I love arts, being crafty, making things, cooking, and anything that lets me create and do things however I'd like without having to do them perfectly.  I had an etsy shop where I tried to sell my paintings and various artwork.  I sold a ton to friends for awhile and one to someone I didn't know on the other side of the country.  I was invited to sell my work at a festival but it rained and I didn't go. :(  So that all sort of fizzled and I stopped posting on my etsy site.  I took my work to a consignment shop in Pensacola over a month ago.  Nothing has sold (or so they say).  For the past few months, I've tried to pursue BabyCakes by Traci.  A few people in the past have ordered diaper cakes and everyone has raved about how cute they are.  However, I have not sold a single one since starting the blog and passing out about 100 business cards.  Maybe I am an awful salesman.  I am discouraged and frustrated.  I have this dream of making a living by making and selling my creations.  I just have no clue how to do it!  I am not one to love to socialize and "sell" myself and my work.  I'm actually quite self-conscious of my creations and don't even always love everything I make.  Sometimes I wish I had pursued graphic design, as I had started to in college, instead of nursing.  I'm too busy working as a nurse to try to pay off my tons of student loans to be able to pursue the arena I'm most passionate about.  Anyway, blah blah blah, right?  Am I boring you yet? ;)

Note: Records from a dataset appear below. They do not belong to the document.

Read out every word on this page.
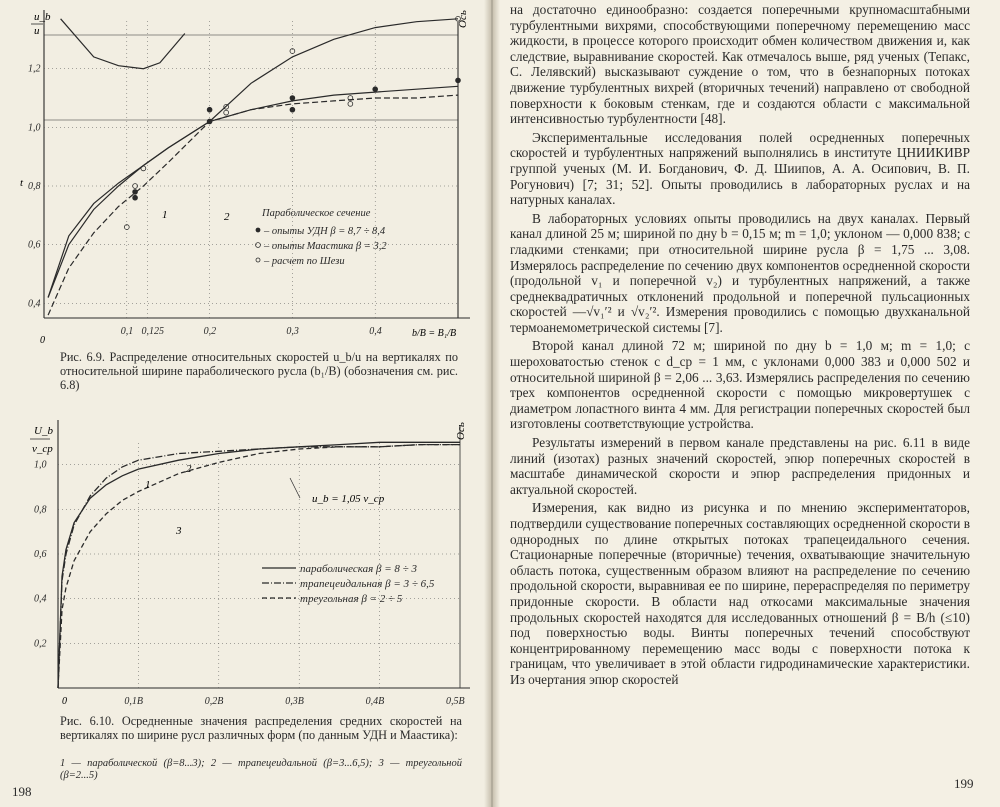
0,4
0,6
0,8
1,0
1,2
0,1 0,125	0,2	0,3	0,4
u_b
u
Ось
t
0
b/B = B₁/B
1	2	Параболическое сечение
– опыты УДН β = 8,7 ÷ 8,4
– опыты Маастика β = 3,2
– расчет по Шези
Рис. 6.9. Распределение относительных скоростей u_b/u на вертикалях по относительной ширине параболического русла (b₁/B) (обозначения см. рис. 6.8)
0,2
0,4
0,6
0,8
1,0
0,1B	0,2B	0,3B	0,4B	0,5B
U_b
v_ср
Ось
0
u_b = 1,05 v_ср
1
2
3
параболическая β = 8 ÷ 3
трапецеидальная β = 3 ÷ 6,5
треугольная β = 2 ÷ 5
Рис. 6.10. Осредненные значения распределения средних скоростей на вертикалях по ширине русл различных форм (по данным УДН и Маастика):
1 — параболической (β=8...3); 2 — трапецеидальной (β=3...6,5); 3 — треугольной (β=2...5)
198

на достаточно единообразно: создается поперечными крупномасштабными турбулентными вихрями, способствующими поперечному перемещению масс жидкости, в процессе которого происходит обмен количеством движения и, как следствие, выравнивание скоростей. Как отмечалось выше, ряд ученых (Тепакс, С. Лелявский) высказывают суждение о том, что в безнапорных потоках движение турбулентных вихрей (вторичных течений) направлено от свободной поверхности к боковым стенкам, где и создаются области с максимальной интенсивностью турбулентности [48].

Экспериментальные исследования полей осредненных поперечных скоростей и турбулентных напряжений выполнялись в институте ЦНИИКИВР группой ученых (М. И. Богданович, Ф. Д. Шиипов, А. А. Осипович, В. П. Рогунович) [7; 31; 52]. Опыты проводились в лабораторных руслах и на натурных каналах.

В лабораторных условиях опыты проводились на двух каналах. Первый канал длиной 25 м; шириной по дну b = 0,15 м; m = 1,0; уклоном — 0,000 838; с гладкими стенками; при относительной ширине русла β = 1,75 ... 3,08. Измерялось распределение по сечению двух компонентов осредненной скорости (продольной v₁ и поперечной v₂) и турбулентных напряжений, а также среднеквадратичных отклонений продольной и поперечной пульсационных скоростей —√v₁′² и √v₂′². Измерения проводились с помощью двухканальной термоанемометрической системы [7].

Второй канал длиной 72 м; шириной по дну b = 1,0 м; m = 1,0; с шероховатостью стенок с d_ср = 1 мм, с уклонами 0,000 383 и 0,000 502 и относительной шириной β = 2,06 ... 3,63. Измерялись распределения по сечению трех компонентов осредненной скорости с помощью микровертушек с диаметром лопастного винта 4 мм. Для регистрации поперечных скоростей был изготовлены соответствующие устройства.

Результаты измерений в первом канале представлены на рис. 6.11 в виде линий (изотах) разных значений скоростей, эпюр поперечных скоростей в масштабе динамической скорости и эпюр распределения придонных и актуальной скоростей.

Измерения, как видно из рисунка и по мнению экспериментаторов, подтвердили существование поперечных составляющих осредненной скорости в однородных по длине открытых потоках трапецеидального сечения. Стационарные поперечные (вторичные) течения, охватывающие значительную область потока, существенным образом влияют на распределение по сечению продольной скорости, выравнивая ее по ширине, перераспределяя по периметру придонные скорости. В области над откосами максимальные значения продольных скоростей находятся для исследованных отношений β = B/h (≤10) под поверхностью воды. Винты поперечных течений способствуют концентрированному перемещению масс воды с поверхности потока к границам, что увеличивает в этой области гидродинамические характеристики. Из очертания эпюр скоростей

199
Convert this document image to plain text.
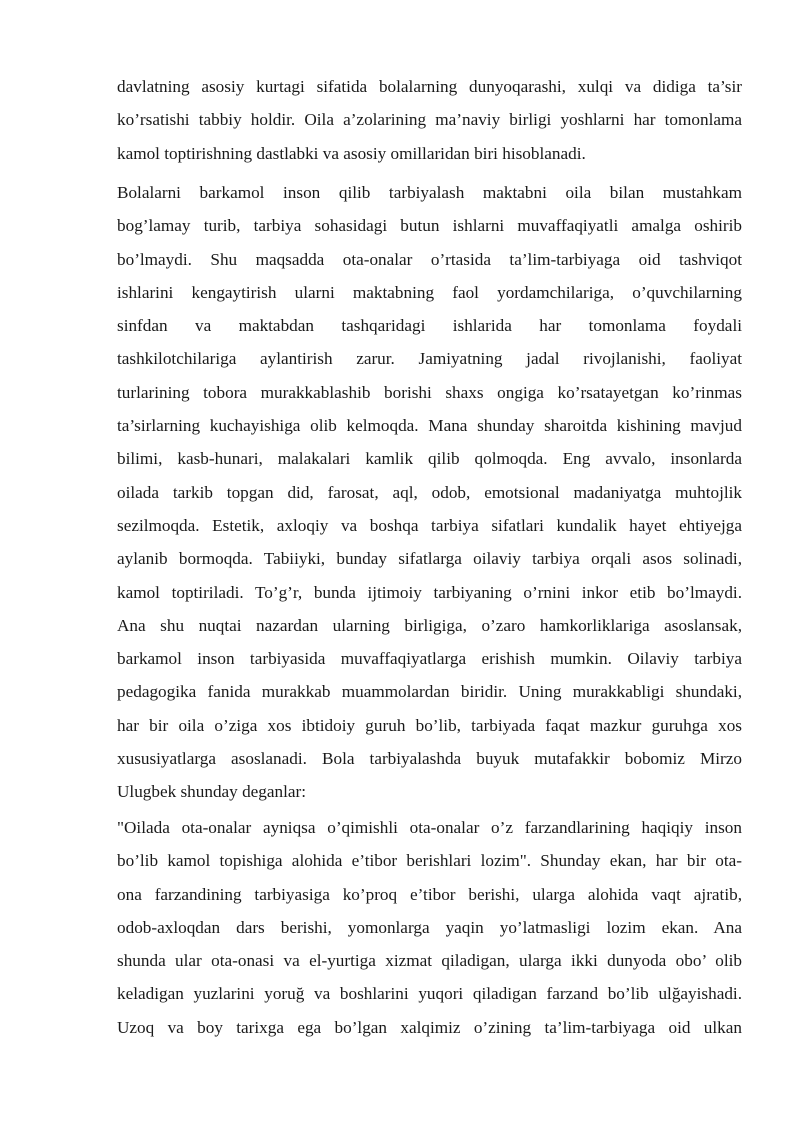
davlatning asosiy kurtagi sifatida bolalarning dunyoqarashi, xulqi va didiga ta’sir
ko’rsatishi tabbiy holdir. Oila a’zolarining ma’naviy birligi yoshlarni har tomonlama
kamol toptirishning dastlabki va asosiy omillaridan biri hisoblanadi.
Bolalarni barkamol inson qilib tarbiyalash maktabni oila bilan mustahkam
bog’lamay turib, tarbiya sohasidagi butun ishlarni muvaffaqiyatli amalga oshirib
bo’lmaydi. Shu maqsadda ota-onalar o’rtasida ta’lim-tarbiyaga oid tashviqot
ishlarini kengaytirish ularni maktabning faol yordamchilariga, o’quvchilarning
sinfdan va maktabdan tashqaridagi ishlarida har tomonlama foydali
tashkilotchilariga aylantirish zarur. Jamiyatning jadal rivojlanishi, faoliyat
turlarining tobora murakkablashib borishi shaxs ongiga ko’rsatayetgan ko’rinmas
ta’sirlarning kuchayishiga olib kelmoqda. Mana shunday sharoitda kishining mavjud
bilimi, kasb-hunari, malakalari kamlik qilib qolmoqda. Eng avvalo, insonlarda
oilada tarkib topgan did, farosat, aql, odob, emotsional madaniyatga muhtojlik
sezilmoqda. Estetik, axloqiy va boshqa tarbiya sifatlari kundalik hayet ehtiyejga
aylanib bormoqda. Tabiiyki, bunday sifatlarga oilaviy tarbiya orqali asos solinadi,
kamol toptiriladi. To’g’r, bunda ijtimoiy tarbiyaning o’rnini inkor etib bo’lmaydi.
Ana shu nuqtai nazardan ularning birligiga, o’zaro hamkorliklariga asoslansak,
barkamol inson tarbiyasida muvaffaqiyatlarga erishish mumkin. Oilaviy tarbiya
pedagogika fanida murakkab muammolardan biridir. Uning murakkabligi shundaki,
har bir oila o’ziga xos ibtidoiy guruh bo’lib, tarbiyada faqat mazkur guruhga xos
xususiyatlarga asoslanadi. Bola tarbiyalashda buyuk mutafakkir bobomiz Mirzo
Ulugbek shunday deganlar:
"Oilada ota-onalar ayniqsa o’qimishli ota-onalar o’z farzandlarining haqiqiy inson
bo’lib kamol topishiga alohida e’tibor berishlari lozim". Shunday ekan, har bir ota-
ona farzandining tarbiyasiga ko’proq e’tibor berishi, ularga alohida vaqt ajratib,
odob-axloqdan dars berishi, yomonlarga yaqin yo’latmasligi lozim ekan. Ana
shunda ular ota-onasi va el-yurtiga xizmat qiladigan, ularga ikki dunyoda obo’ olib
keladigan yuzlarini yoruğ va boshlarini yuqori qiladigan farzand bo’lib ulğayishadi.
Uzoq va boy tarixga ega bo’lgan xalqimiz o’zining ta’lim-tarbiyaga oid ulkan
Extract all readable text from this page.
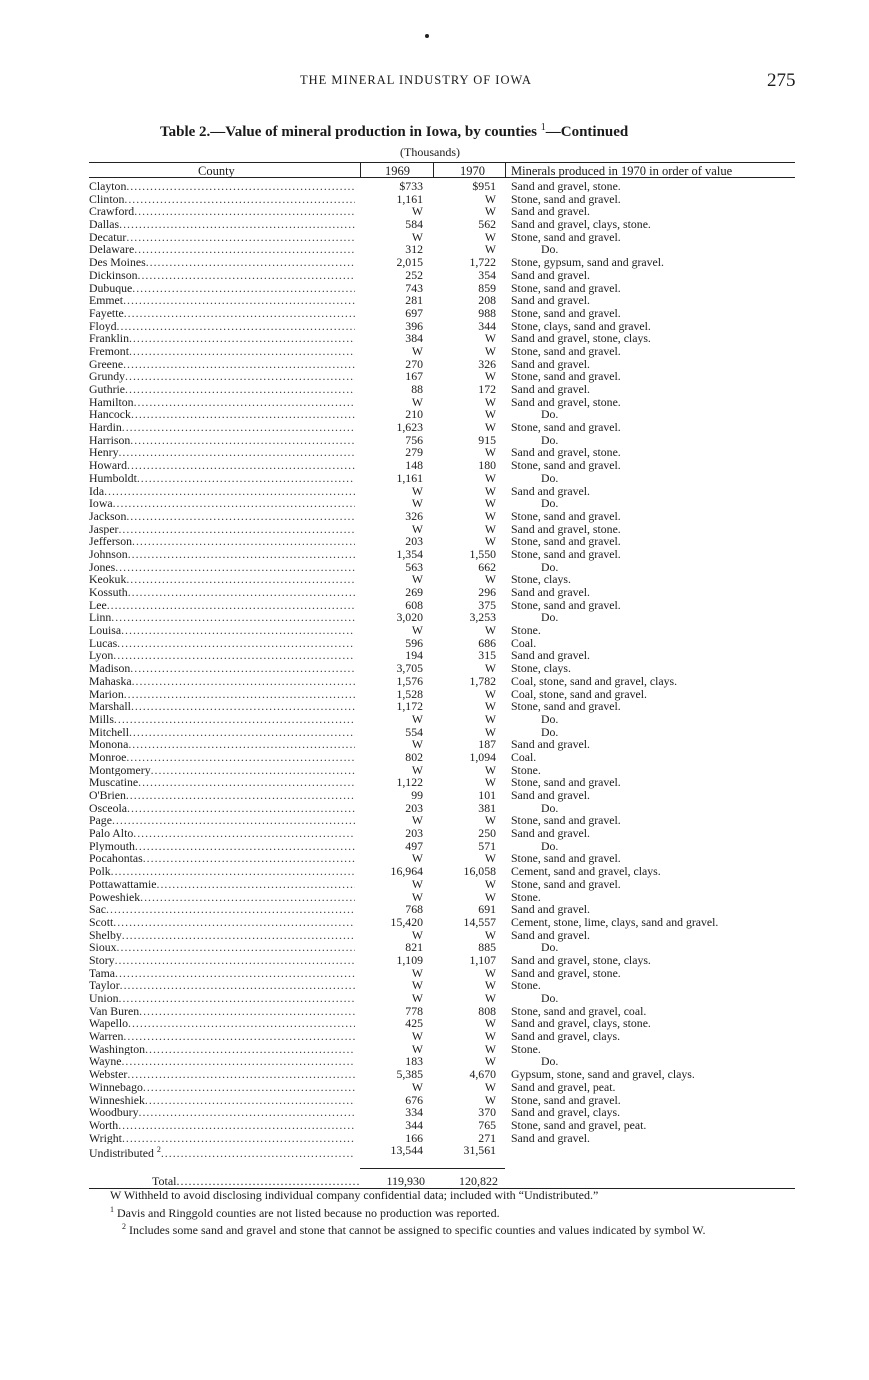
THE MINERAL INDUSTRY OF IOWA	275
Table 2.—Value of mineral production in Iowa, by counties $^1$—Continued
(Thousands)
County	1969	1970 Minerals produced in 1970 in order of value
Clayton .....	$733	$951 Sand and gravel, stone.
Clinton .....	1,161	W Stone, sand and gravel.
Crawford .....	W	W Sand and gravel.
Dallas .....	584	562 Sand and gravel, clays, stone.
Decatur .....	W	W Stone, sand and gravel.
Delaware .....	312	W	Do.
Des Moines .....	2,015	1,722 Stone, gypsum, sand and gravel.
Dickinson .....	252	354 Sand and gravel.
Dubuque .....	743	859 Stone, sand and gravel.
Emmet .....	281	208 Sand and gravel.
Fayette .....	697	988 Stone, sand and gravel.
Floyd .....	396	344 Stone, clays, sand and gravel.
Franklin .....	384	W Sand and gravel, stone, clays.
Fremont .....	W	W Stone, sand and gravel.
Greene .....	270	326 Sand and gravel.
Grundy .....	167	W Stone, sand and gravel.
Guthrie .....	88	172 Sand and gravel.
Hamilton .....	W	W Sand and gravel, stone.
Hancock .....	210	W	Do.
Hardin .....	1,623	W Stone, sand and gravel.
Harrison .....	756	915	Do.
Henry .....	279	W Sand and gravel, stone.
Howard .....	148	180 Stone, sand and gravel.
Humboldt .....	1,161	W	Do.
Ida .....	W	W Sand and gravel.
Iowa .....	W	W	Do.
Jackson .....	326	W Stone, sand and gravel.
Jasper .....	W	W Sand and gravel, stone.
Jefferson .....	203	W Stone, sand and gravel.
Johnson .....	1,354	1,550 Stone, sand and gravel.
Jones .....	563	662	Do.
Keokuk .....	W	W Stone, clays.
Kossuth .....	269	296 Sand and gravel.
Lee .....	608	375 Stone, sand and gravel.
Linn .....	3,020	3,253	Do.
Louisa .....	W	W Stone.
Lucas .....	596	686 Coal.
Lyon .....	194	315 Sand and gravel.
Madison .....	3,705	W Stone, clays.
Mahaska .....	1,576	1,782 Coal, stone, sand and gravel, clays.
Marion .....	1,528	W Coal, stone, sand and gravel.
Marshall .....	1,172	W Stone, sand and gravel.
Mills .....	W	W	Do.
Mitchell .....	554	W	Do.
Monona .....	W	187 Sand and gravel.
Monroe .....	802	1,094 Coal.
Montgomery .....	W	W Stone.
Muscatine .....	1,122	W Stone, sand and gravel.
O'Brien .....	99	101 Sand and gravel.
Osceola .....	203	381	Do.
Page .....	W	W Stone, sand and gravel.
Palo Alto .....	203	250 Sand and gravel.
Plymouth .....	497	571	Do.
Pocahontas .....	W	W Stone, sand and gravel.
Polk .....	16,964	16,058 Cement, sand and gravel, clays.
Pottawattamie .....	W	W Stone, sand and gravel.
Poweshiek .....	W	W Stone.
Sac .....	768	691 Sand and gravel.
Scott .....	15,420	14,557 Cement, stone, lime, clays, sand and gravel.
Shelby .....	W	W Sand and gravel.
Sioux .....	821	885	Do.
Story .....	1,109	1,107 Sand and gravel, stone, clays.
Tama .....	W	W Sand and gravel, stone.
Taylor .....	W	W Stone.
Union .....	W	W	Do.
Van Buren .....	778	808 Stone, sand and gravel, coal.
Wapello .....	425	W Sand and gravel, clays, stone.
Warren .....	W	W Sand and gravel, clays.
Washington .....	W	W Stone.
Wayne .....	183	W	Do.
Webster .....	5,385	4,670 Gypsum, stone, sand and gravel, clays.
Winnebago .....	W	W Sand and gravel, peat.
Winneshiek .....	676	W Stone, sand and gravel.
Woodbury .....	334	370 Sand and gravel, clays.
Worth .....	344	765 Stone, sand and gravel, peat.
Wright .....	166	271 Sand and gravel.
Undistributed $^2$ .....	13,544	31,561
Total .....	119,930	120,822

W Withheld to avoid disclosing individual company confidential data; included with “Undistributed.”

$^1$ Davis and Ringgold counties are not listed because no production was reported.

$^2$ Includes some sand and gravel and stone that cannot be assigned to specific counties and values indicated by symbol W.
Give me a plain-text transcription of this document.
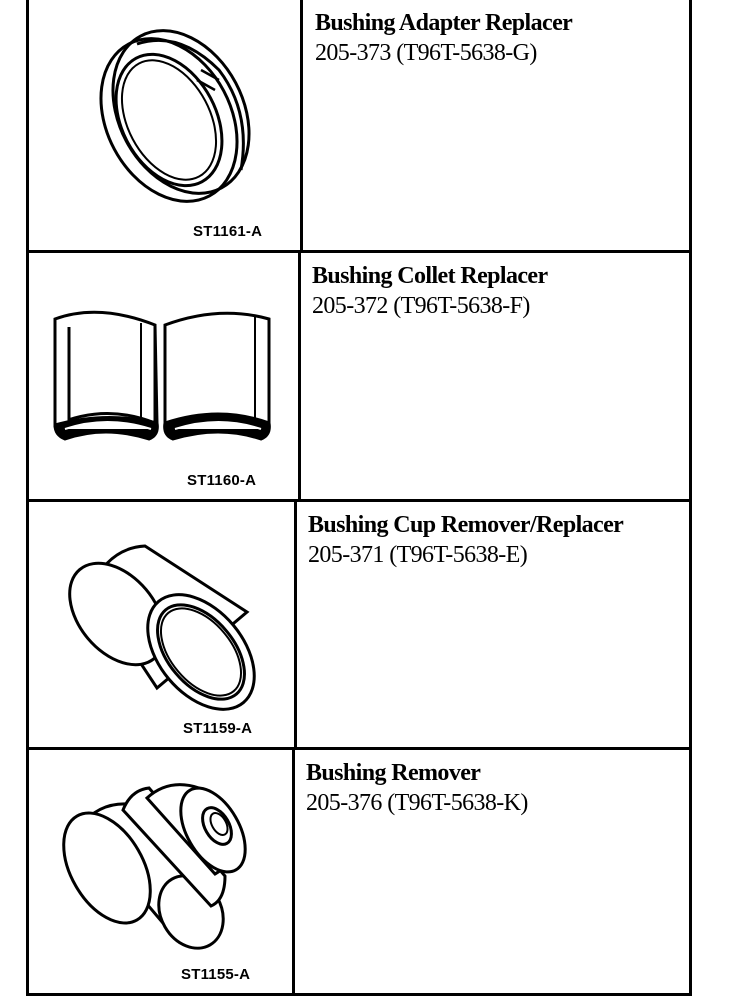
ST1161-A
Bushing Adapter Replacer
205-373 (T96T-5638-G)
ST1160-A
Bushing Collet Replacer
205-372 (T96T-5638-F)
ST1159-A
Bushing Cup Remover/Replacer
205-371 (T96T-5638-E)
ST1155-A
Bushing Remover
205-376 (T96T-5638-K)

Another thing that has been on my mind lately (other than babies, which my husband continues to be terrified to think of and discuss BUT that's a whole other blog post in itself) has been how I should be serving the Lord by serving others.  I like to think that I do that as a nurse but I crave something more.  I keep going back to the idea of going on a mission trip to another country.  With that comes the fact that I feel bad for not feeling motivated to go to church, pray, or read my bible as much as I should.  Being an imperfect human being sucks sometimes, don't ya think? :)  I need to grow closer to God every day b/c I sure can't afford to go on mission trips constantly.  I want to serve in my community here but never seem to do that on my 3 day weekends. 

I want to travel, pay off my student loan so I do not have that burden, be a better wife, friend, daughter, granddaughter, niece, daughter and sister-in-law, and just a better me!  Any inspirational stories out there from my readers to knock me over the head and motivate me to make things happen are welcome. 

On a less dramatic and woe-is-me note, we are going home to NC for a long weekend.  One of my best friends is getting married, and I can't wait to be a part of the celebration!  Congrats, Elizabeth and Mark!  I'm happy to visit home after being away for 4 months.  I will post pictures when I get back!

P.S.- Please pray that God makes this whole oil spill fiasco disappear!!  It is so sad to see the animals dying and the people in the Gulf struggling (fishermen, etc).  We do not see the oil just yet but have heard that tar balls are washing up just a few miles from us.